The Supreme Court expanded Fifth Amendment protections against self-incrimination for juveniles in a 5-4 vote Thursday.Put another way, the "obviousness" of the juvenile's age requires the police to go one step further and provide the Miranda "prophylactic" up front.
The case marked a rare expansion of the Miranda rule, which the court adopted in 1966 to deter police from coercing suspects into incriminating themselves. Because the Fifth Amendment prohibits coerced confessions, Miranda requires authorities to warn suspects of their right to remain silent, to ensure that any statement is voluntary.
The court ruled in the latest case that police may have to give Miranda warnings to juvenile suspects in some situations where they could question adults without doing so.
In this case, the kid was pulled out of his 7th grade social studies class by the school cop, taken to the principal's conference room where the principal, an administrative assistant and another detective were waiting. The door was shut and for the next 45 minutes the 13 year old was grilled about a suspected burglary by the two police officers and two administrators. After being threatened with incarceration and told to "do the right thing," the kid confessed.
At no time was he apprised that he did not have to answer their questions, nor was he told he could have counsel present, call his parents, or even get up and walk out of the room. The question in the case is whether the juvenile was being detained (which merits no Miranda warning) or was he in custody (which does).

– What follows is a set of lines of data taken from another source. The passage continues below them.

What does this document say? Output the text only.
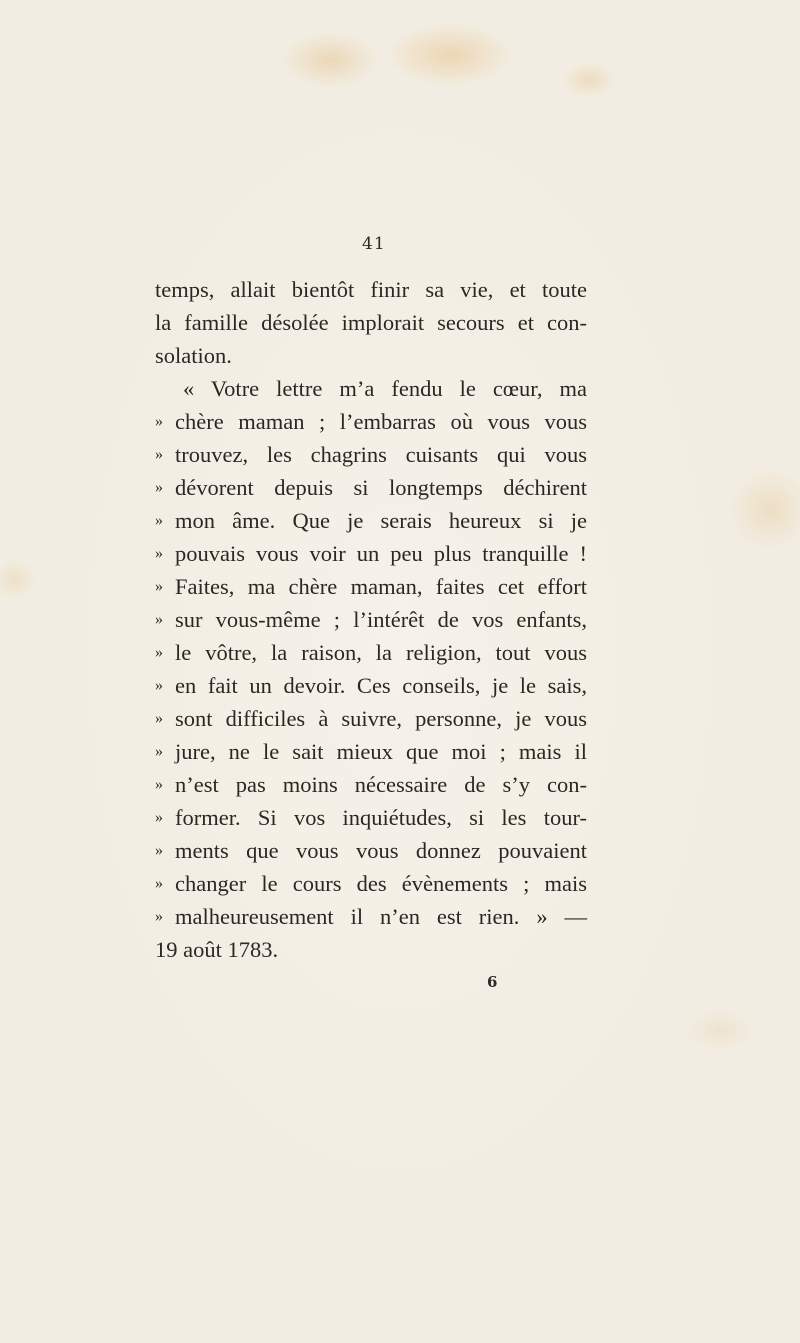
41
temps, allait bientôt finir sa vie, et toute
la famille désolée implorait secours et con-
solation.
« Votre lettre m’a fendu le cœur, ma
» chère maman ; l’embarras où vous vous
» trouvez, les chagrins cuisants qui vous
» dévorent depuis si longtemps déchirent
» mon âme. Que je serais heureux si je
» pouvais vous voir un peu plus tranquille !
» Faites, ma chère maman, faites cet effort
» sur vous-même ; l’intérêt de vos enfants,
» le vôtre, la raison, la religion, tout vous
» en fait un devoir. Ces conseils, je le sais,
» sont difficiles à suivre, personne, je vous
» jure, ne le sait mieux que moi ; mais il
» n’est pas moins nécessaire de s’y con-
» former. Si vos inquiétudes, si les tour-
» ments que vous vous donnez pouvaient
» changer le cours des évènements ; mais
» malheureusement il n’en est rien. » —
19 août 1783.
6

The five (Sotomayor, Kennedy, Breyer, Ginsburg, Kagan) assert he was in custody, the confession was inadmissible, and he should be been Mirandized. From Sotomayor's opinion:
How would a reasonable adult understand his situation, after being removed from a seventh-grade social studies class by a uniformed school resource officer; being encouraged by his assistant principal to “do the right thing”; and being warned by a police investigator of the prospect of juvenile detention and separation from his guardian and primary caretaker? To describe such an inquiry is to demonstrate its absurdity. Neither officers nor courts can reasonably evaluate the effect of objective circumstances that, by their nature, are specific to children without accounting for the age of the child subjected to those circumstances.In other words, how many people go to a middle school to question a "suspect" without realizing the suspect is going to be a minor?
No one, except for the four dissenters, that is. From Alito's (joined by Scalia, Thomas, Robert) dissent:
Many suspects, of course, will differ from this hypothetical reasonable person. Some, including those who have been hardened by past interrogations, may have no need for Miranda warnings at all. And for other suspects—those who are unusually sensitive to the pressures of police questioning—Miranda warnings may come too late to be of any use. That is a necessary consequence of Miranda’s rigid standards, but it does not mean that the constitutional rights of these especially sensitive suspects are left unprotected. A vulnerable defendant can still turn to the constitutional rule against actual coercion and contend that that his confession was extracted against his will. Today’s decision shifts the Miranda custody determination from a one-size-fits-all reasonable-person test into an inquiry that must account for at least one individualized characteristic—age—that is thought to correlate with susceptibility to coercive pressures. Age, however, is in no way the only personal characteristic that may correlate with pliability.Very strange. Ever since Miranda came down, the courts have wrestled with its application related to juvenile suspects (see also: West v. U.S. (1968); Thompson v. Keohane (1996); Yarborough v. Alvarado (2004), so I'm not sure how carving out age-related jurisprudence is "new" 45 years after Miranda.
Nonetheless, I would agree with Sotomayor's "common sense" approach to the question. As with several other juvenile-related questions the past few years, the court seems to be moving towards another juvenile rights renaissance after several decades of get tough myopia.